Samsung CLP- using toner particles prepared by mixing 9.75 g of toner particles prepared in Examples and Comparative Examples, 0.2 g of silica (TG 810G; manufactured by Cabot), and 0.05 g of silica (RX50; manufactured by Degussa) After transfer using a 2 cm x 2 cm solid pattern in a 510 printer, the toner of the OPC, the intermediate belt, and the paper was sucked and weighed. The transfer efficiency was computed according to the following formula with each weight value measured.

Primary Transfer Efficiency (%) = [(Amount of Toner on Intermediate Transfer) / (Amount of Transfer Toner on Photosensitive Body)] * 100

Secondary Transfer Efficiency (%) = [(Toner Amount on Paper) / (Toner Amount on Transfer Paper)] * 100

Image quality evaluation

Samsung CLP- using toner particles prepared by mixing 9.75 g of toner particles prepared in Examples and Comparative Examples, 0.2 g of silica (TG 810G; manufactured by Cabot), and 0.05 g of silica (RX50; manufactured by Degussa) The N2 image of JIS-JIS-SCID was output on the 510 printer and evaluated based on the following criteria.

O: The image is clearly visible

Δ: slightly inferior

×: Image detail is broken

The evaluation results are shown in Table 3 below.

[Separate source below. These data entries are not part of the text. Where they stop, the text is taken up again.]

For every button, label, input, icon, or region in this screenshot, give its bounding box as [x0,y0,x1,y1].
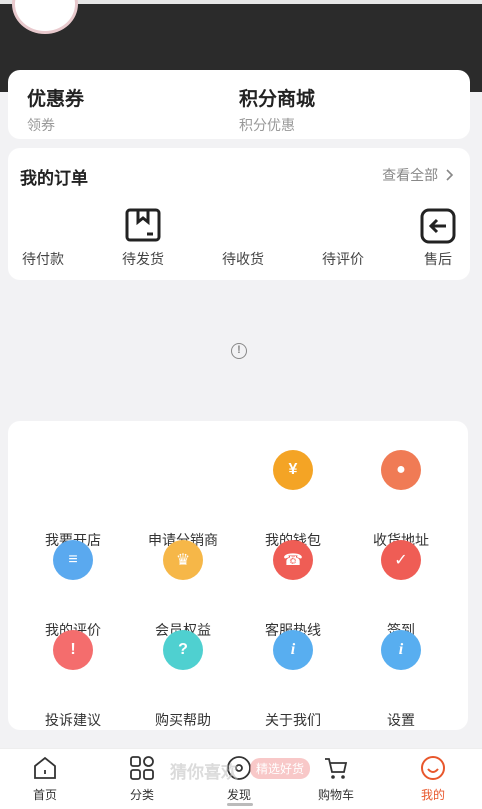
info-icon: ! [231,343,247,359]
tab-discover-label: 发现 [226,788,251,802]
wallet-coin-icon: ¥ [273,450,313,490]
orders-card: 我的订单 查看全部 待付款 待发货 待收货 待评价 售后 [8,148,470,280]
category-icon [130,756,154,780]
service-apply-distributor[interactable]: 申请分销商 [128,450,238,548]
profile-icon [421,756,445,780]
return-icon [420,208,456,244]
points-mall-title: 积分商城 [239,89,316,110]
order-pending-shipment-label: 待发货 [122,251,164,267]
home-indicator [227,803,253,806]
settings-info-icon: i [381,630,421,670]
tab-home-label: 首页 [32,788,57,802]
coupon-entry[interactable]: 优惠券 领券 [27,84,84,135]
document-icon: ≡ [53,540,93,580]
service-member-benefits[interactable]: ♛ 会员权益 [128,540,238,638]
view-all-orders-link[interactable]: 查看全部 [382,165,454,185]
help-icon: ? [163,630,203,670]
order-pending-shipment[interactable]: 待发货 [113,204,173,270]
location-pin-icon: ● [381,450,421,490]
service-my-wallet[interactable]: ¥ 我的钱包 [238,450,348,548]
service-complaints[interactable]: ! 投诉建议 [18,630,128,728]
service-my-reviews[interactable]: ≡ 我的评价 [18,540,128,638]
coupon-card: 优惠券 领券 积分商城 积分优惠 [8,70,470,139]
warning-icon: ! [53,630,93,670]
service-label: 关于我们 [265,712,321,728]
order-pending-payment-label: 待付款 [22,251,64,267]
service-purchase-help[interactable]: ? 购买帮助 [128,630,238,728]
service-label: 投诉建议 [45,712,101,728]
service-label: 设置 [387,712,415,728]
avatar[interactable] [12,0,78,34]
order-pending-review[interactable]: 待评价 [313,204,373,270]
services-card: 我要开店 申请分销商 ¥ 我的钱包 ● 收货地址 ≡ 我的评价 ♛ 会员权益 ☎… [8,421,468,730]
service-open-shop[interactable]: 我要开店 [18,450,128,548]
points-mall-subtitle: 积分优惠 [239,117,295,133]
service-check-in[interactable]: ✓ 签到 [346,540,456,638]
package-icon [125,208,161,242]
service-label: 购买帮助 [155,712,211,728]
order-after-sales[interactable]: 售后 [408,204,468,270]
tab-category-label: 分类 [129,788,154,802]
order-after-sales-label: 售后 [424,251,452,267]
tab-cart-label: 购物车 [317,788,354,802]
service-settings[interactable]: i 设置 [346,630,456,728]
order-pending-receipt-label: 待收货 [222,251,264,267]
crown-icon: ♛ [163,540,203,580]
bottom-tab-bar: 首页 分类 发现 购物车 我的 [0,748,482,809]
recommend-badge: 精选好货 [250,758,311,779]
home-icon [34,756,56,779]
service-customer-hotline[interactable]: ☎ 客服热线 [238,540,348,638]
recommend-heading: 猜你喜欢 [170,763,238,782]
order-pending-payment[interactable]: 待付款 [13,204,73,270]
tab-category[interactable]: 分类 [107,755,177,803]
tab-cart[interactable]: 购物车 [301,755,371,803]
order-pending-review-label: 待评价 [322,251,364,267]
service-about-us[interactable]: i 关于我们 [238,630,348,728]
coupon-title: 优惠券 [27,89,85,110]
cart-icon [325,758,348,779]
service-shipping-address[interactable]: ● 收货地址 [346,450,456,548]
tab-home[interactable]: 首页 [10,755,80,803]
chevron-right-icon [446,169,454,181]
calendar-check-icon: ✓ [381,540,421,580]
coupon-subtitle: 领券 [27,117,55,133]
headset-icon: ☎ [273,540,313,580]
tab-profile-label: 我的 [420,788,445,802]
orders-title: 我的订单 [20,169,88,188]
view-all-label: 查看全部 [382,167,439,183]
info-icon: i [273,630,313,670]
order-pending-receipt[interactable]: 待收货 [213,204,273,270]
points-mall-entry[interactable]: 积分商城 积分优惠 [239,84,315,135]
tab-profile[interactable]: 我的 [398,755,468,803]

Example 1 Example 2 Example 3 Comparative Example 1 Comparative Example 2 Comparative Example 3 Charge -50 -51 -55 -30 -35 -33 Toner Consumption (g) 45 48 47 55 61 58 Transfer efficiency (%) 95% 93% 96% 90% 88% 85% Image quality Excellent image quality even at 6K Excellent image quality even at 6K Excellent image quality even at 6K Back ground occurs after 3K Back ground occurs after 3K, back ground gets worse after 3.5K Back ground occurs after 3K, back ground gets worse after 3.5K

As shown in Table 3, the toner particles of Examples 1 to 3 according to one embodiment of the present invention have a narrow particle size distribution, excellent chargeability, low toner consumption, and excellent transfer efficiency and image quality. Able to know.

Claims (6)

Toner particles comprising a binder resin and a colorant, wherein the particle size distribution of the toner particles satisfies the following formulas (1) and (2): GSD _α ≤GSD _β ≤GSD _γ (1) 0.80≤GSD _β ≤0.88 (2) In the above formula

,

, And

ego, here D _{16, Number,} and D _{16, Volume} represent the cumulative 16% number particle diameter and volume particle diameter, respectively, from the smaller one, D _{50, Number} and D _{50, Volume} represent 50% number particle diameter and volume particle diameter, respectively D _{84 , Number} and D _{84 , Volume} represent the cumulative 84% number particle diameter and volume particle diameter from the smaller one, respectively. The method of claim 1, Toner particles, characterized in that the GSD _α > 0.5. The method of claim 1, Toner particles, characterized in that the GSD _γ ≤ 1. An electrostatic image developer comprising the toner particles according to any one of claims 1 to 3. The method of claim 4, wherein An electrostatic charge developer further comprising at least one member selected from the group consisting of ferrite coated with an insulating material, magnetite coated with an insulating material, and iron powder coated with an insulating material. An electrophotographic image forming method comprising the steps of: depositing a toner on a surface of a photosensitive member on which an electrostatic latent image is formed, and transferring the toner image to a transfer material; An electrophotographic image forming method comprising using the toner particles according to claim 1.